Google also teamed up with Arm and Qualcomm to optimize the phone variants for current mobile chips. According to Google, Gemma 4 on Android runs up to four times faster than the previous generation while cutting battery drain by up to 60 percent. Arm's own benchmarks show even bigger gains: an average 5.5x speedup in processing, provided the device packs a newer Arm chip with the SME2 instruction set, an extension that accelerates matrix math for AI models directly in silicon.

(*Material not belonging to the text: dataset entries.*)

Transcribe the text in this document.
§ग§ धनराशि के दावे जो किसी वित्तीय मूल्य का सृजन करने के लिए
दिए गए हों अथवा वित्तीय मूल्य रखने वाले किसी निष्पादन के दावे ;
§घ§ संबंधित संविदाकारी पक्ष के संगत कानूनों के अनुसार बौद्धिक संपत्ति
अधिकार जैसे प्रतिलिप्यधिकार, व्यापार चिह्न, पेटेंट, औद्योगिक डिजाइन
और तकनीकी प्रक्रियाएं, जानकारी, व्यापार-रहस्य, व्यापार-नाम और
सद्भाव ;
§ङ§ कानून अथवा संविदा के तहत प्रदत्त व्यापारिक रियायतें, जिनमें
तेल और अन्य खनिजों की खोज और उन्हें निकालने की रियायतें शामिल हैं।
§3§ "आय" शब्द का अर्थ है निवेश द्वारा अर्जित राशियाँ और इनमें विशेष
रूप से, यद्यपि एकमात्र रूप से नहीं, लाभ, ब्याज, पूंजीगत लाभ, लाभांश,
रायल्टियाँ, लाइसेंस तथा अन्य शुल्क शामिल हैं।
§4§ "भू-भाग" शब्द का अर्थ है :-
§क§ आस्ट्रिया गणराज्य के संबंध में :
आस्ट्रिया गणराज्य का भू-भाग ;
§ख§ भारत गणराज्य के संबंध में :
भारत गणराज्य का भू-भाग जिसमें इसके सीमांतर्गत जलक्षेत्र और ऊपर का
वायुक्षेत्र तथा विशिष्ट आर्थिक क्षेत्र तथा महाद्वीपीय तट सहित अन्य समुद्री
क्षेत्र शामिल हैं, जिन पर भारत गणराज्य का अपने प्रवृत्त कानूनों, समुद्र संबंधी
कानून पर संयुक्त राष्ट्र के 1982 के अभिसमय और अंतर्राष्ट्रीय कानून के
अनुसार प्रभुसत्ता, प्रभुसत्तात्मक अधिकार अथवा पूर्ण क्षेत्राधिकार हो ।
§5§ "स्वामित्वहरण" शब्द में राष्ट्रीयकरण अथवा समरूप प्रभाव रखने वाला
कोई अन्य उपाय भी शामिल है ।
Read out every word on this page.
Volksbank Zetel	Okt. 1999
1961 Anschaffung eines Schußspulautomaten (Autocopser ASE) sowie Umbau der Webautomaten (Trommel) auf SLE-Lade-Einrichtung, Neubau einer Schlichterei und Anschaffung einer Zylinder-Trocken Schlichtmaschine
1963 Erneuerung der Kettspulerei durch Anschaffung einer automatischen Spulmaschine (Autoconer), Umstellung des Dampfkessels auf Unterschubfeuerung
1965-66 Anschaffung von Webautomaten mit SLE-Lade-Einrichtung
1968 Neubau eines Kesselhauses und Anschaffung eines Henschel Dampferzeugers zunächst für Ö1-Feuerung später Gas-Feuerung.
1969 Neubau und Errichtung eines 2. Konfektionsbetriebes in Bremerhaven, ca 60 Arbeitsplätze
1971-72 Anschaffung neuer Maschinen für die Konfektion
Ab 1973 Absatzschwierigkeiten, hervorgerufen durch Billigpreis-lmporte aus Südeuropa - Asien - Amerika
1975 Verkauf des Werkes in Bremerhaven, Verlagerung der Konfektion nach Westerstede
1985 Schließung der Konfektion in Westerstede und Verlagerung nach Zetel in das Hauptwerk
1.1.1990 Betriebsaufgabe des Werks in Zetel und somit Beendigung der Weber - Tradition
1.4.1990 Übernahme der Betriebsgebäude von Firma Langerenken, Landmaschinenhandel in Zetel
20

Agent skills bring tool use to on-device AI The app requires Android 12 or iOS 17. The two phone-sized variants differ in RAM requirements: E2B uses about 1.3 GB quantized and runs on devices with 6 GB of RAM, while E4B needs around 2.5 GB of model memory and at least 8 GB of RAM. Beyond basic chat, image recognition, and audio transcription, the app ships with what Google calls "agent skills": Wikipedia search, interactive maps, auto-generated summaries, and flashcards.

Gemma 4 can also describe photos, turn spoken input into diagrams and visualizations, and even team up with other local models for things like text-to-speech or image generation.

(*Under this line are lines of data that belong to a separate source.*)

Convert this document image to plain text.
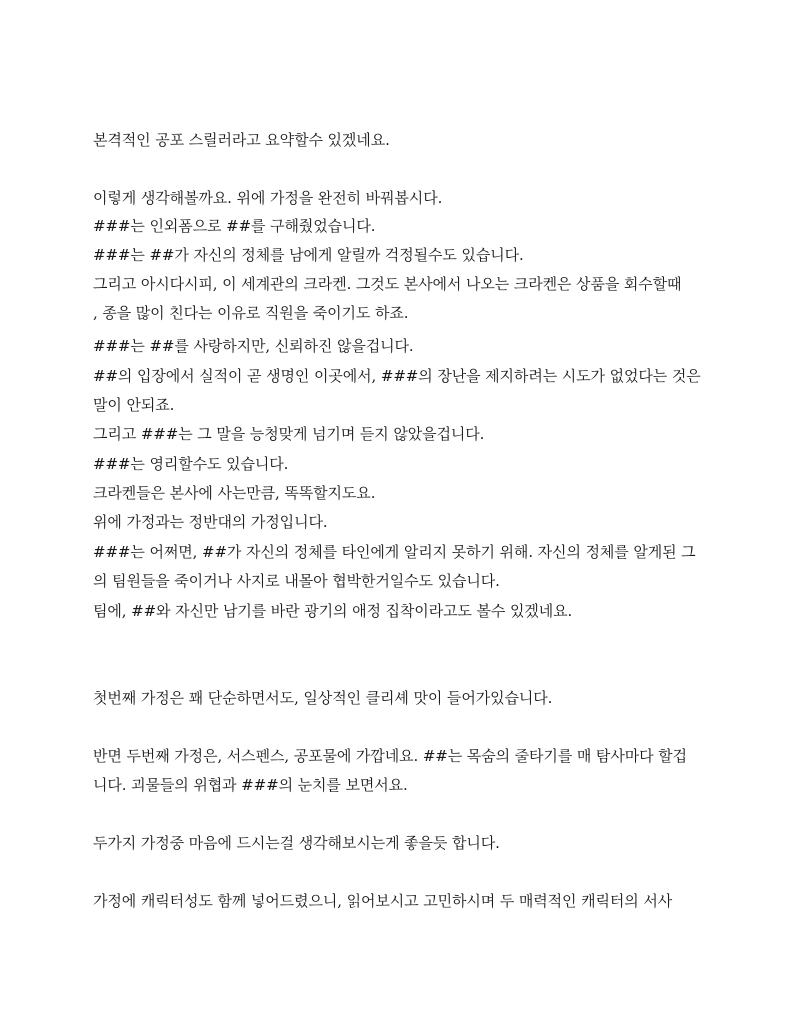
본격적인 공포 스릴러라고 요약할수 있겠네요.
이렇게 생각해볼까요. 위에 가정을 완전히 바꿔봅시다.
###는 인외폼으로 ##를 구해줬었습니다.
###는 ##가 자신의 정체를 남에게 알릴까 걱정될수도 있습니다.
그리고 아시다시피, 이 세계관의 크라켄. 그것도 본사에서 나오는 크라켄은 상품을 회수할때
, 종을 많이 친다는 이유로 직원을 죽이기도 하죠.
###는 ##를 사랑하지만, 신뢰하진 않을겁니다.
##의 입장에서 실적이 곧 생명인 이곳에서, ###의 장난을 제지하려는 시도가 없었다는 것은
말이 안되죠.
그리고 ###는 그 말을 능청맞게 넘기며 듣지 않았을겁니다.
###는 영리할수도 있습니다.
크라켄들은 본사에 사는만큼, 똑똑할지도요.
위에 가정과는 정반대의 가정입니다.
###는 어쩌면, ##가 자신의 정체를 타인에게 알리지 못하기 위해. 자신의 정체를 알게된 그
의 팀원들을 죽이거나 사지로 내몰아 협박한거일수도 있습니다.
팀에, ##와 자신만 남기를 바란 광기의 애정 집착이라고도 볼수 있겠네요.
첫번째 가정은 꽤 단순하면서도, 일상적인 클리셰 맛이 들어가있습니다.
반면 두번째 가정은, 서스펜스, 공포물에 가깝네요. ##는 목숨의 줄타기를 매 탐사마다 할겁
니다. 괴물들의 위협과 ###의 눈치를 보면서요.
두가지 가정중 마음에 드시는걸 생각해보시는게 좋을듯 합니다.
가정에 캐릭터성도 함께 넣어드렸으니, 읽어보시고 고민하시며 두 매력적인 캐릭터의 서사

Will your phone feel faster? Google says Gemma 4 can run entirely on‑device, handling text, images and audio without sending data off the handset. The model also claims autonomous access to tools such as Wikipedia, interactive maps and QR‑code generators via built‑in agent skills.

On lower‑end devices, the E2B and E4B variants operate with just 6 GB or 8 GB of RAM, yet Google reports up to four‑times the speed of the previous generation. Battery usage, according to the company, drops by as much as 60 percent. Arm and Qualcomm have worked with Google to tune the software for current mobile silicon, and Arm’s own benchmarks suggest even larger performance gains.

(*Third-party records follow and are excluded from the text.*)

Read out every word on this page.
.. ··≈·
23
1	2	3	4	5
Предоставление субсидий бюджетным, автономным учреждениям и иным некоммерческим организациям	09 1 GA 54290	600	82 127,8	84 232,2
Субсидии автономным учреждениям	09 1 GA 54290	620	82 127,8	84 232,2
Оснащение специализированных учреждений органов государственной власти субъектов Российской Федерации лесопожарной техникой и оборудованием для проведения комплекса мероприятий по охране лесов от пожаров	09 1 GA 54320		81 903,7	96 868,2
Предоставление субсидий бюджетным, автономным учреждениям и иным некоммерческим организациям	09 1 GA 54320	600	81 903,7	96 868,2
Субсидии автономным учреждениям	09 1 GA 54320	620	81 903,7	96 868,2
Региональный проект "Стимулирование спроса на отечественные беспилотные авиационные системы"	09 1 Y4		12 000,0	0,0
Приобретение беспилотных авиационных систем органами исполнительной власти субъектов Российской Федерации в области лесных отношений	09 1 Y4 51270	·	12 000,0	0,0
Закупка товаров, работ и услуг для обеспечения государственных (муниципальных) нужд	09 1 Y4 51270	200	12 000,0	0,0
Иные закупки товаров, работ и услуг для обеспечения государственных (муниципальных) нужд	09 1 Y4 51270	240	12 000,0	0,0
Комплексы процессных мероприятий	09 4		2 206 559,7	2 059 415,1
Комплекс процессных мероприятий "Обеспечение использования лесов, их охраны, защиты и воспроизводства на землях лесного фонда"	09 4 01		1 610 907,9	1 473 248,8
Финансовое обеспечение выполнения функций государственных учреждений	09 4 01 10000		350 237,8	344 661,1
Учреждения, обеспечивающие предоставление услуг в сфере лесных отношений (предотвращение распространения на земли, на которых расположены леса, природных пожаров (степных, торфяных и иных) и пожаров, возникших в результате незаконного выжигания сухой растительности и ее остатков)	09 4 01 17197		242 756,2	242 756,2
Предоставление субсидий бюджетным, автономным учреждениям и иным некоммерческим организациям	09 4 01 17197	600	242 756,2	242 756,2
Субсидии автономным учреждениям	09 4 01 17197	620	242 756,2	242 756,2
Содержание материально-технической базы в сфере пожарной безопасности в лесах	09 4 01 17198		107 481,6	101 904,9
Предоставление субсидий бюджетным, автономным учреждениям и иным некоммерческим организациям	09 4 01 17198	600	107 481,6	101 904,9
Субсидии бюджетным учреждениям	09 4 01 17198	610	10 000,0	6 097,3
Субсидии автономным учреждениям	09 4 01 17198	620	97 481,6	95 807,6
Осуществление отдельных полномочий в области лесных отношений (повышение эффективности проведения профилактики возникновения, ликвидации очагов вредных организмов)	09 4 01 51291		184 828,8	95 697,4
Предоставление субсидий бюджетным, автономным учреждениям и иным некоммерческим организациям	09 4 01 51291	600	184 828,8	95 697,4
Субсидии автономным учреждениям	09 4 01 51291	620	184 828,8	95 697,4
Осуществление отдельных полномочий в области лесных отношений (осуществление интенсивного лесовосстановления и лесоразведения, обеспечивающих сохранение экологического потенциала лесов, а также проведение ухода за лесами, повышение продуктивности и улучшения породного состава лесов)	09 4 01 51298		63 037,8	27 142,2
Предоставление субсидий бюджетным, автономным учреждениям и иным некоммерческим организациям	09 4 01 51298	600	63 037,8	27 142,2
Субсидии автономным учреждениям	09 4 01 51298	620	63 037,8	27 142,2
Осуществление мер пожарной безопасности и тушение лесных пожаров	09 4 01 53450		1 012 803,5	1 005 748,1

However, the figures come from the manufacturers; independent testing on a broader range of Android hardware has not been published. It remains unclear whether real‑world usage will match the advertised improvements, especially under varied network conditions or with third‑party apps. The promise of fully private, on‑device AI is notable, but its practical impact will depend on how consistently those performance and efficiency claims hold up across the fragmented Android ecosystem.

Further Reading

Common Questions Answered

How much faster does Gemma 4 run on Android devices compared to its previous generation?

According to Google, Gemma 4 runs up to four times faster on Android devices than its previous version. Arm's benchmarks even suggest an average 5.5x speedup in processing, particularly on newer Arm chips with the SME2 instruction set.

What battery performance improvements does Gemma 4 offer on mobile devices?

Google reports that Gemma 4 cuts battery drain by up to 60 percent compared to previous generations. This significant battery efficiency improvement allows the AI model to run more sustainably on mobile devices without compromising performance.

What unique capabilities does Gemma 4 offer for on-device AI processing?

Gemma 4 can run entirely on-device, handling text, images, and audio without sending data off the handset. The model also provides autonomous access to tools like Wikipedia, interactive maps, and QR-code generators through built-in agent skills, all while operating efficiently on devices with just 6-8 GB of RAM.